Geçen zamanın lehimize çalışmadığını daha ilk antrenmanda görmüştük. Hem yelken yapmayı unutmuşuz, hem de fiziksel olarak dökülüyoruz. Yalnızca Serdar kendisini biraz geliştirmiş, o da yetmez ama evet. Antrenmanlarla eski formumuzu yakalamaya çalışıyoruz.
Aşağıda sizlere ilk dört ayağın bizim gözümüzden hikayesini anlatmaya çalışacağım.
1. Ayak:
Adetimiz olduğu üzere Cuma sabahı antrenman için buluştuk ama mümkün değil, hava dışarı çıkmaya izin vermeyecek. Tekne üzerinde eksiklerin giderilmesi, ilaveler, iyileştirmeler ile günü marinada geçirdik. En azından bu konuda iyiyiz, herkes kendi sorumluluk sahasında harıl harıl çalışıyor. Akşam keyifli bir yine yeni yeniden Toka yemeği yiyoruz.

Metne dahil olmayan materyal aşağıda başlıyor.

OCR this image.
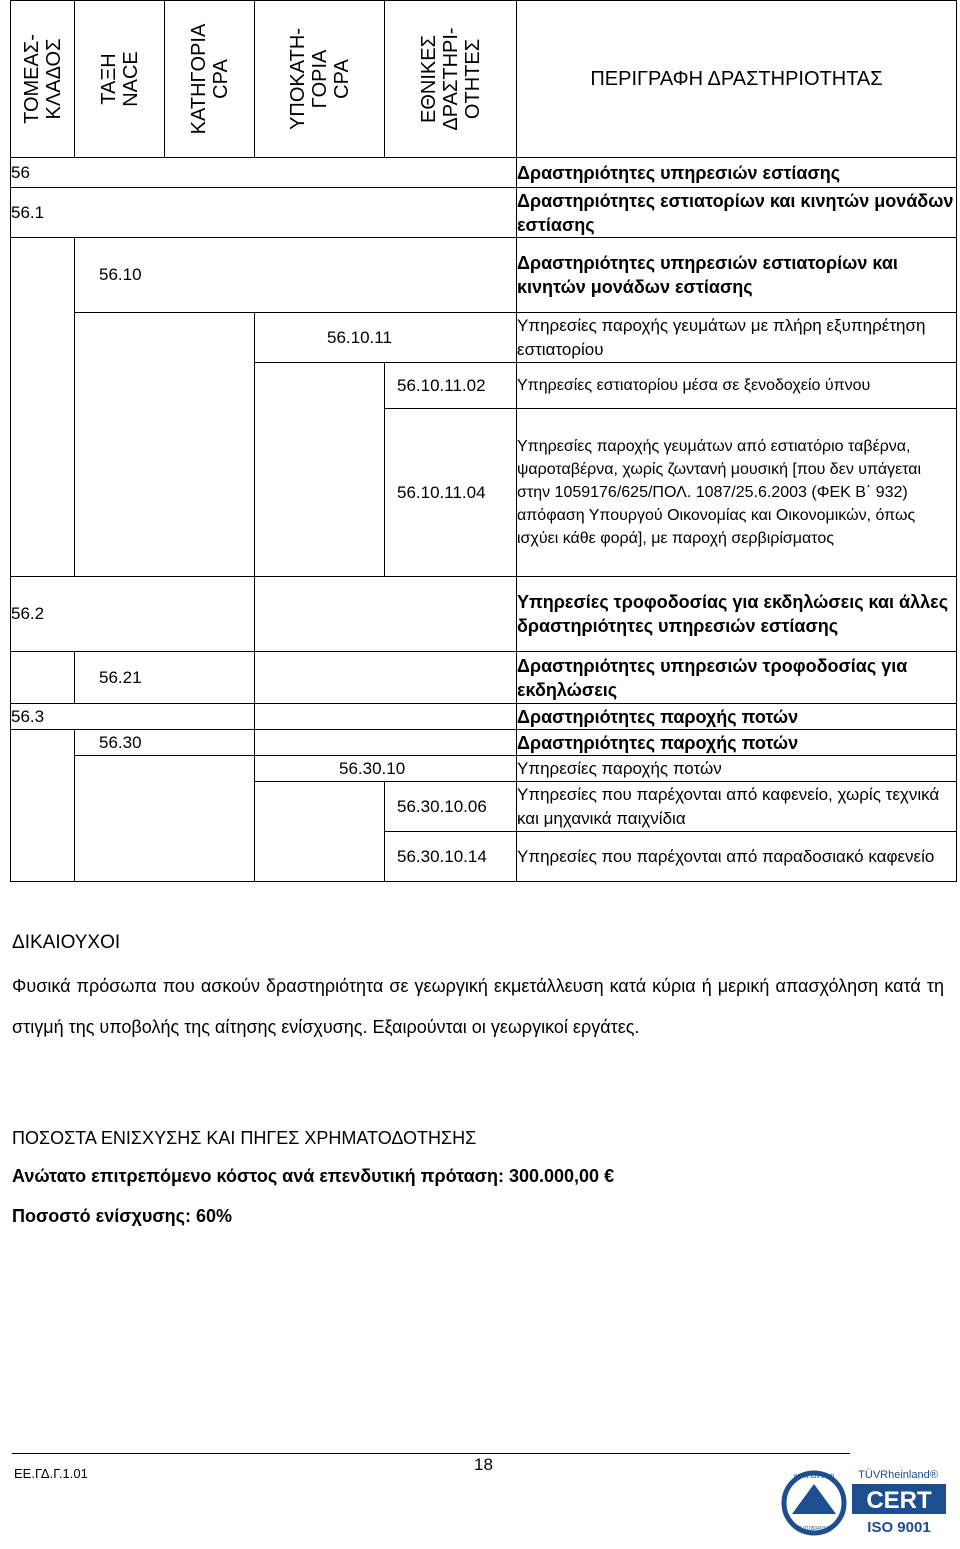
ΤΟΜΕΑΣ- ΚΛΑΔΟΣ	ΤΑΞΗ NACE	ΚΑΤΗΓΟΡΙΑ CPA	ΥΠΟΚΑΤΗ- ΓΟΡΙΑ CPA	ΕΘΝΙΚΕΣ ΔΡΑΣΤΗΡΙ- ΟΤΗΤΕΣ	ΠΕΡΙΓΡΑΦΗ ΔΡΑΣΤΗΡΙΟΤΗΤΑΣ
56					Δραστηριότητες υπηρεσιών εστίασης
56.1					Δραστηριότητες εστιατορίων και κινητών μονάδων εστίασης
	56.10				Δραστηριότητες υπηρεσιών εστιατορίων και κινητών μονάδων εστίασης
			56.10.11		Υπηρεσίες παροχής γευμάτων με πλήρη εξυπηρέτηση εστιατορίου
				56.10.11.02	Υπηρεσίες εστιατορίου μέσα σε ξενοδοχείο ύπνου
				56.10.11.04	Υπηρεσίες παροχής γευμάτων από εστιατόριο ταβέρνα, ψαροταβέρνα, χωρίς ζωντανή μουσική [που δεν υπάγεται στην 1059176/625/ΠΟΛ. 1087/25.6.2003 (ΦΕΚ Β΄ 932) απόφαση Υπουργού Οικονομίας και Οικονομικών, όπως ισχύει κάθε φορά], με παροχή σερβιρίσματος
56.2					Υπηρεσίες τροφοδοσίας για εκδηλώσεις και άλλες δραστηριότητες υπηρεσιών εστίασης
	56.21				Δραστηριότητες υπηρεσιών τροφοδοσίας για εκδηλώσεις
56.3					Δραστηριότητες παροχής ποτών
	56.30				Δραστηριότητες παροχής ποτών
			56.30.10		Υπηρεσίες παροχής ποτών
				56.30.10.06	Υπηρεσίες που παρέχονται από καφενείο, χωρίς τεχνικά και μηχανικά παιχνίδια
				56.30.10.14	Υπηρεσίες που παρέχονται από παραδοσιακό καφενείο
ΔΙΚΑΙΟΥΧΟΙ
Φυσικά πρόσωπα που ασκούν δραστηριότητα σε γεωργική εκμετάλλευση κατά κύρια ή μερική απασχόληση κατά τη στιγμή της υποβολής της αίτησης ενίσχυσης. Εξαιρούνται οι γεωργικοί εργάτες.
ΠΟΣΟΣΤΑ ΕΝΙΣΧΥΣΗΣ ΚΑΙ ΠΗΓΕΣ ΧΡΗΜΑΤΟΔΟΤΗΣΗΣ
Ανώτατο επιτρεπόμενο κόστος ανά επενδυτική πρόταση: 300.000,00 €
Ποσοστό ενίσχυσης: 60%
ΕΕ.ΓΔ.Γ.1.01	18
www.tuv.com
ID 9105049340
TÜVRheinland®
CERT
ISO 9001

Yarış sabahı hava sert, ani ve şiddetli sağanaklar var, epeyce sert bastırıyor. Parkura çıktık, yelkenler yeni, ilk kez deneyeceğiz, antrenman da yapamadık, gerginiz. Çap ölçüsü uzun tartışmalara neden olan flok fitili ilk sağanakta ( 54 knot olduğu söylendi ) yuvasını terk edip, özgürlüğüne uçuyor, bir tur da istralyaya dolanıyor. İndir indirebilirsen, son sürat kıyıya doğru gidiyoruz, neyse sağanak hafifliyor, 4-5 kişi birlikte indirebiliyoruz. Bu arada güzel fotoğraflar veriyoruz.